Immediate hire!! This is a temp position that could become permanent.
Position Summary
The Medical Claims Specialist is responsible for the accurate and timely submission, tracking, and resolution of medical claims for services. This role ensures claims are processed in compliance with payer requirements and organizational policies, while maximizing reimbursement and maintaining excellent customer service.
Key Responsibilities
- Submit medical claims (electronic and manual) to insurance carriers, Medicaid, and managed care organizations
- Review Explanation of Benefits (EOBs) and Remittance Advices; investigate and resolve denials
- Correct and resubmit claims in accordance with payer guidelines and timelines
- Monitor accounts receivable, including aged balances and open claims, and follow up to ensure payment
- Manage appeals processes and pursue reimbursement through all available channels
- Ensure accuracy and compliance of all claim submissions (including CMS forms and ANSI837 standards)

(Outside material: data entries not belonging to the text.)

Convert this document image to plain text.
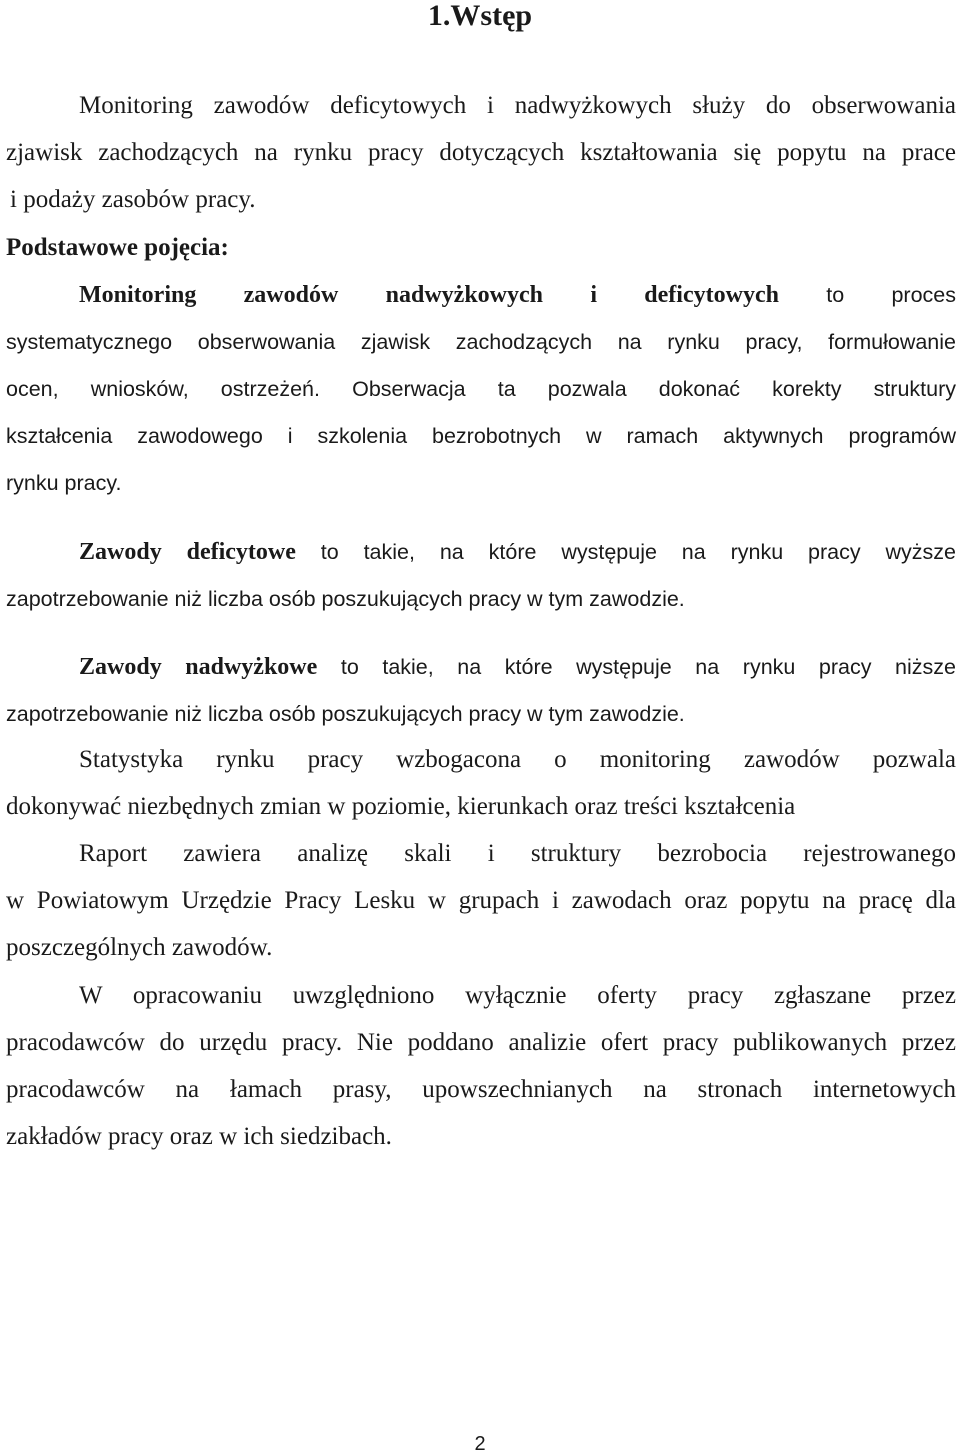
1.Wstęp
Monitoring zawodów deficytowych i nadwyżkowych służy do obserwowania
zjawisk zachodzących na rynku pracy dotyczących kształtowania się popytu na prace
i podaży zasobów pracy.
Podstawowe pojęcia:
Monitoring zawodów nadwyżkowych i deficytowych to proces
systematycznego obserwowania zjawisk zachodzących na rynku pracy, formułowanie
ocen, wniosków, ostrzeżeń. Obserwacja ta pozwala dokonać korekty struktury
kształcenia zawodowego i szkolenia bezrobotnych w ramach aktywnych programów
rynku pracy.
Zawody deficytowe to takie, na które występuje na rynku pracy wyższe
zapotrzebowanie niż liczba osób poszukujących pracy w tym zawodzie.
Zawody nadwyżkowe to takie, na które występuje na rynku pracy niższe
zapotrzebowanie niż liczba osób poszukujących pracy w tym zawodzie.
Statystyka rynku pracy wzbogacona o monitoring zawodów pozwala
dokonywać niezbędnych zmian w poziomie, kierunkach oraz treści kształcenia
Raport zawiera analizę skali i struktury bezrobocia rejestrowanego
w Powiatowym Urzędzie Pracy Lesku w grupach i zawodach oraz popytu na pracę dla
poszczególnych zawodów.
W opracowaniu uwzględniono wyłącznie oferty pracy zgłaszane przez
pracodawców do urzędu pracy. Nie poddano analizie ofert pracy publikowanych przez
pracodawców na łamach prasy, upowszechnianych na stronach internetowych
zakładów pracy oraz w ich siedzibach.
2
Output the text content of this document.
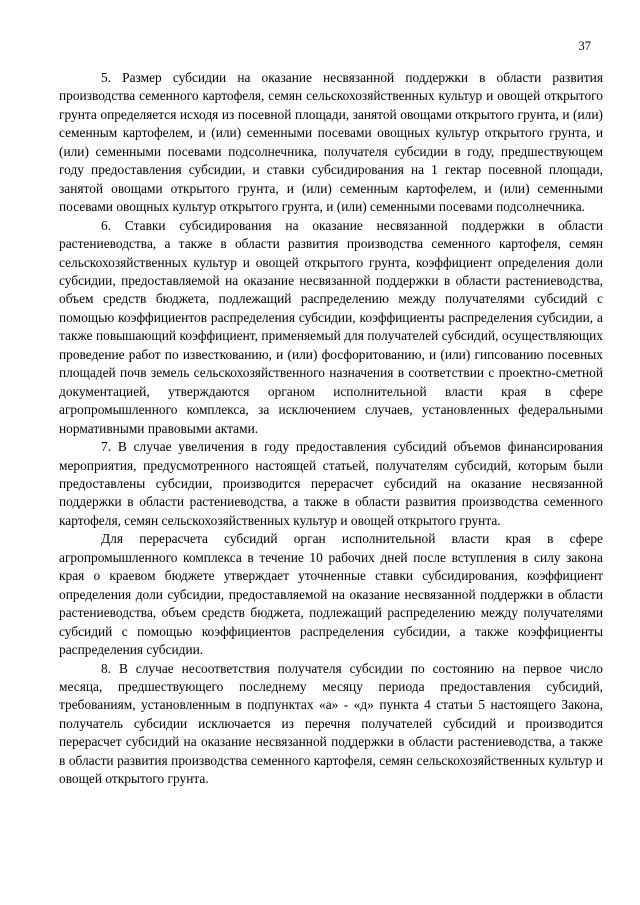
37

5. Размер субсидии на оказание несвязанной поддержки в области развития производства семенного картофеля, семян сельскохозяйственных культур и овощей открытого грунта определяется исходя из посевной площади, занятой овощами открытого грунта, и (или) семенным картофелем, и (или) семенными посевами овощных культур открытого грунта, и (или) семенными посевами подсолнечника, получателя субсидии в году, предшествующем году предоставления субсидии, и ставки субсидирования на 1 гектар посевной площади, занятой овощами открытого грунта, и (или) семенным картофелем, и (или) семенными посевами овощных культур открытого грунта, и (или) семенными посевами подсолнечника.

6. Ставки субсидирования на оказание несвязанной поддержки в области растениеводства, а также в области развития производства семенного картофеля, семян сельскохозяйственных культур и овощей открытого грунта, коэффициент определения доли субсидии, предоставляемой на оказание несвязанной поддержки в области растениеводства, объем средств бюджета, подлежащий распределению между получателями субсидий с помощью коэффициентов распределения субсидии, коэффициенты распределения субсидии, а также повышающий коэффициент, применяемый для получателей субсидий, осуществляющих проведение работ по известкованию, и (или) фосфоритованию, и (или) гипсованию посевных площадей почв земель сельскохозяйственного назначения в соответствии с проектно-сметной документацией, утверждаются органом исполнительной власти края в сфере агропромышленного комплекса, за исключением случаев, установленных федеральными нормативными правовыми актами.

7. В случае увеличения в году предоставления субсидий объемов финансирования мероприятия, предусмотренного настоящей статьей, получателям субсидий, которым были предоставлены субсидии, производится перерасчет субсидий на оказание несвязанной поддержки в области растениеводства, а также в области развития производства семенного картофеля, семян сельскохозяйственных культур и овощей открытого грунта.

Для перерасчета субсидий орган исполнительной власти края в сфере агропромышленного комплекса в течение 10 рабочих дней после вступления в силу закона края о краевом бюджете утверждает уточненные ставки субсидирования, коэффициент определения доли субсидии, предоставляемой на оказание несвязанной поддержки в области растениеводства, объем средств бюджета, подлежащий распределению между получателями субсидий с помощью коэффициентов распределения субсидии, а также коэффициенты распределения субсидии.

8. В случае несоответствия получателя субсидии по состоянию на первое число месяца, предшествующего последнему месяцу периода предоставления субсидий, требованиям, установленным в подпунктах «а» - «д» пункта 4 статьи 5 настоящего Закона, получатель субсидии исключается из перечня получателей субсидий и производится перерасчет субсидий на оказание несвязанной поддержки в области растениеводства, а также в области развития производства семенного картофеля, семян сельскохозяйственных культур и овощей открытого грунта.
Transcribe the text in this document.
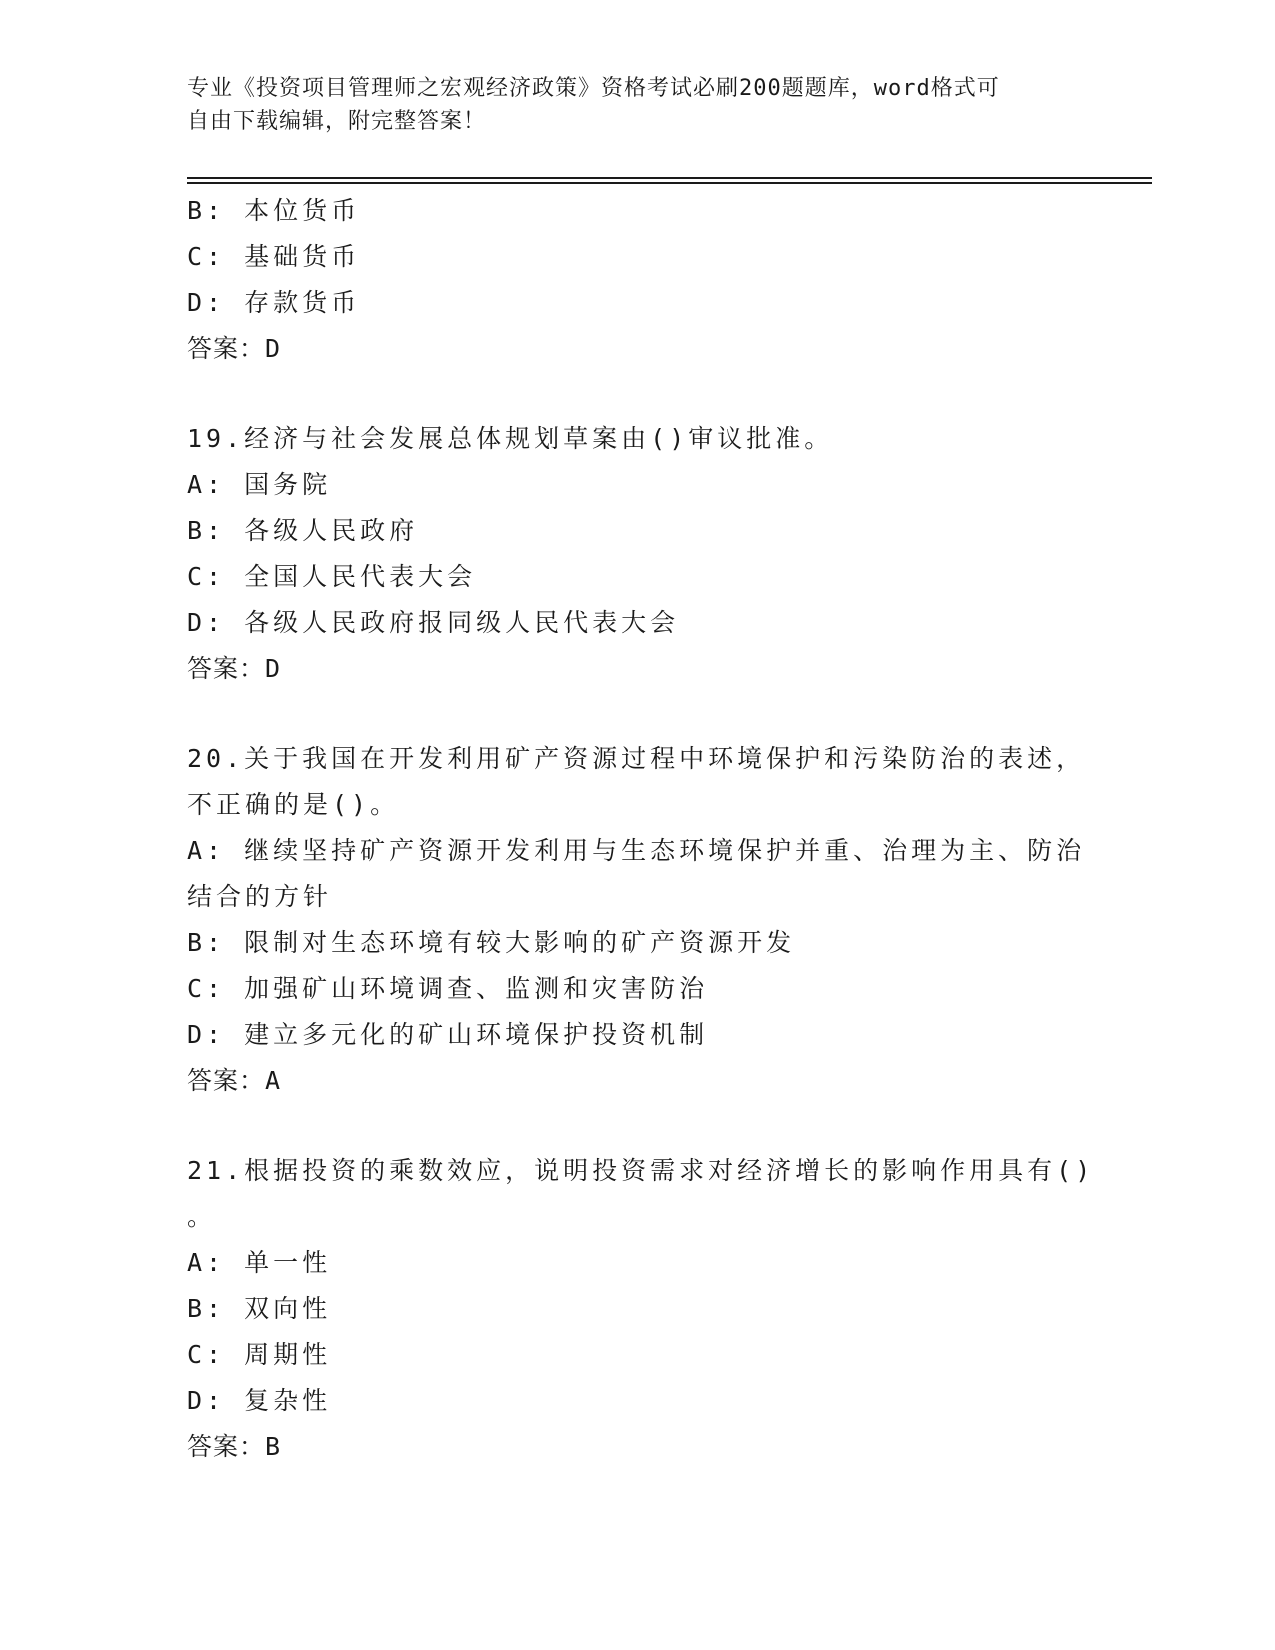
专业《投资项目管理师之宏观经济政策》资格考试必刷200题题库，word格式可
自由下载编辑，附完整答案！
B: 本位货币
C: 基础货币
D: 存款货币
答案：D
19.经济与社会发展总体规划草案由()审议批准。
A: 国务院
B: 各级人民政府
C: 全国人民代表大会
D: 各级人民政府报同级人民代表大会
答案：D
20.关于我国在开发利用矿产资源过程中环境保护和污染防治的表述，
不正确的是()。
A: 继续坚持矿产资源开发利用与生态环境保护并重、治理为主、防治
结合的方针
B: 限制对生态环境有较大影响的矿产资源开发
C: 加强矿山环境调查、监测和灾害防治
D: 建立多元化的矿山环境保护投资机制
答案：A
21.根据投资的乘数效应，说明投资需求对经济增长的影响作用具有()
。
A: 单一性
B: 双向性
C: 周期性
D: 复杂性
答案：B
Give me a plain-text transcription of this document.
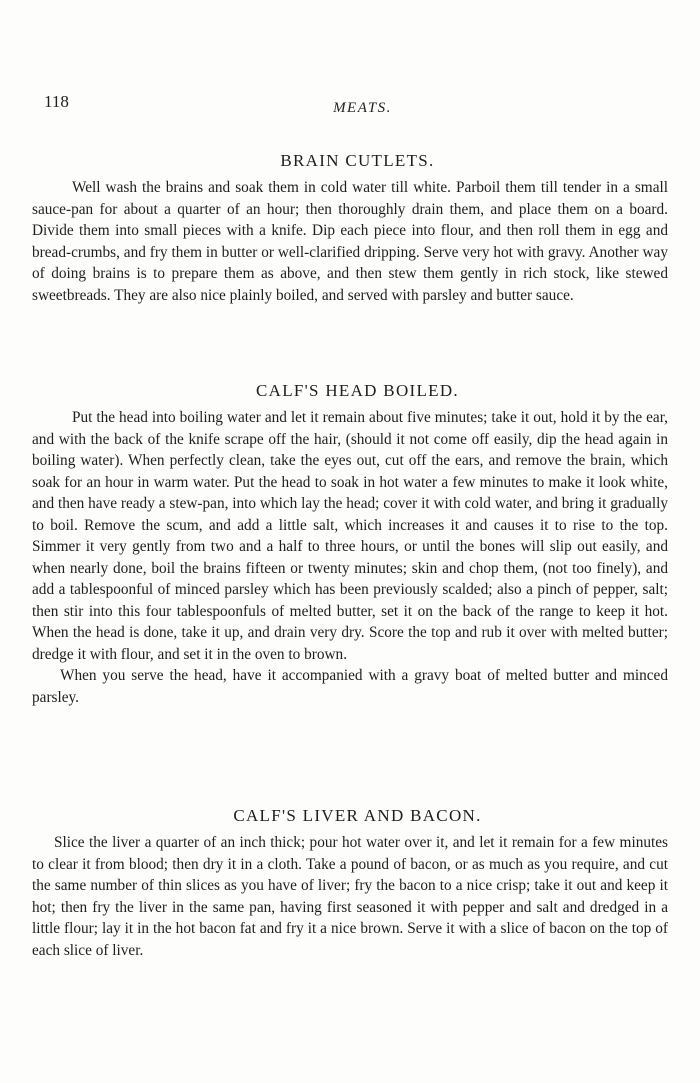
118	MEATS.
BRAIN CUTLETS.

Well wash the brains and soak them in cold water till white. Parboil them till tender in a small sauce-pan for about a quarter of an hour; then thoroughly drain them, and place them on a board. Divide them into small pieces with a knife. Dip each piece into flour, and then roll them in egg and bread-crumbs, and fry them in butter or well-clarified dripping. Serve very hot with gravy. Another way of doing brains is to prepare them as above, and then stew them gently in rich stock, like stewed sweetbreads. They are also nice plainly boiled, and served with parsley and butter sauce.

CALF'S HEAD BOILED.

Put the head into boiling water and let it remain about five minutes; take it out, hold it by the ear, and with the back of the knife scrape off the hair, (should it not come off easily, dip the head again in boiling water). When perfectly clean, take the eyes out, cut off the ears, and remove the brain, which soak for an hour in warm water. Put the head to soak in hot water a few minutes to make it look white, and then have ready a stew-pan, into which lay the head; cover it with cold water, and bring it gradually to boil. Remove the scum, and add a little salt, which increases it and causes it to rise to the top. Simmer it very gently from two and a half to three hours, or until the bones will slip out easily, and when nearly done, boil the brains fifteen or twenty minutes; skin and chop them, (not too finely), and add a tablespoonful of minced parsley which has been previously scalded; also a pinch of pepper, salt; then stir into this four tablespoonfuls of melted butter, set it on the back of the range to keep it hot. When the head is done, take it up, and drain very dry. Score the top and rub it over with melted butter; dredge it with flour, and set it in the oven to brown.

When you serve the head, have it accompanied with a gravy boat of melted butter and minced parsley.

CALF'S LIVER AND BACON.

Slice the liver a quarter of an inch thick; pour hot water over it, and let it remain for a few minutes to clear it from blood; then dry it in a cloth. Take a pound of bacon, or as much as you require, and cut the same number of thin slices as you have of liver; fry the bacon to a nice crisp; take it out and keep it hot; then fry the liver in the same pan, having first seasoned it with pepper and salt and dredged in a little flour; lay it in the hot bacon fat and fry it a nice brown. Serve it with a slice of bacon on the top of each slice of liver.
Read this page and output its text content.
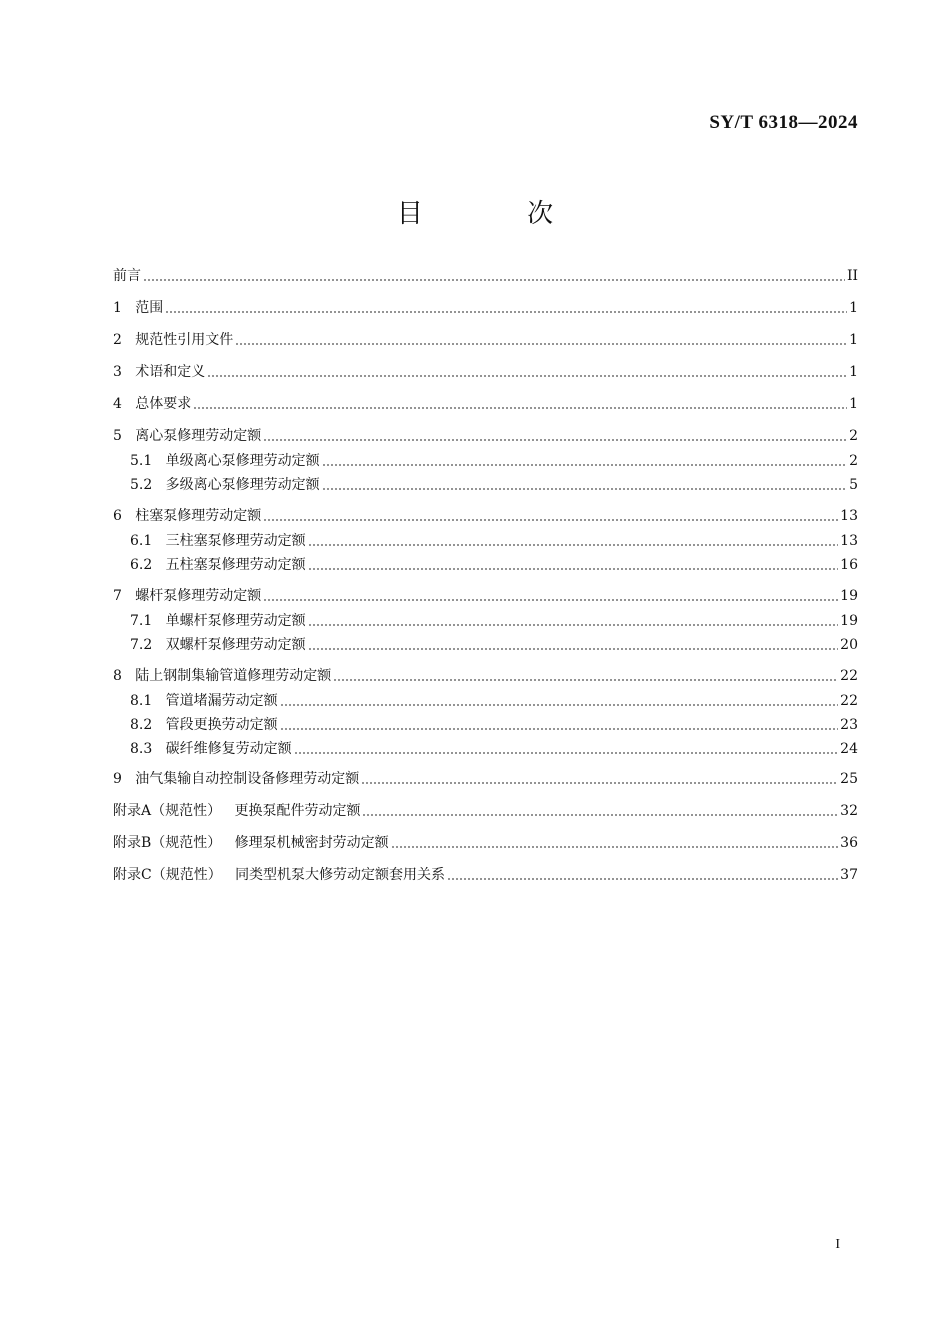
SY/T 6318—2024
目 次
前言	II
1 范围	1
2 规范性引用文件	1
3 术语和定义	1
4 总体要求	1
5 离心泵修理劳动定额	2
5.1 单级离心泵修理劳动定额	2
5.2 多级离心泵修理劳动定额	5
6 柱塞泵修理劳动定额	13
6.1 三柱塞泵修理劳动定额	13
6.2 五柱塞泵修理劳动定额	16
7 螺杆泵修理劳动定额	19
7.1 单螺杆泵修理劳动定额	19
7.2 双螺杆泵修理劳动定额	20
8 陆上钢制集输管道修理劳动定额	22
8.1 管道堵漏劳动定额	22
8.2 管段更换劳动定额	23
8.3 碳纤维修复劳动定额	24
9 油气集输自动控制设备修理劳动定额	25
附录A（规范性） 更换泵配件劳动定额	32
附录B（规范性） 修理泵机械密封劳动定额	36
附录C（规范性） 同类型机泵大修劳动定额套用关系	37
I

- Post payments accurately to patient accounts
- Maintain payer contact information and stay updated on billing requirements
- Work to ensure claims are resolved within established timeframes
- Provide professional and responsive service to internal and external stakeholders
Qualifications & Skills
- Knowledge of medical billing, claims processing, and insurance procedures
- Familiarity with electronic claims submission standards (e.g., ANSI837, HIPAA compliance)
- Strong attention to detail and ability to manage multiple claims and deadlines
- Analytical and problem-solving skills for denial resolution and accounts reconciliation
- Effective communication and customer service skills
- Ability to work independently and collaboratively
Company Description
Connecticut Counseling Centers, Inc. is a not-for-profit corporation that provides a full range of licensed outpatient substance abuse and mental health prevention, education, and treatment services to assist adults in becoming productive members of society.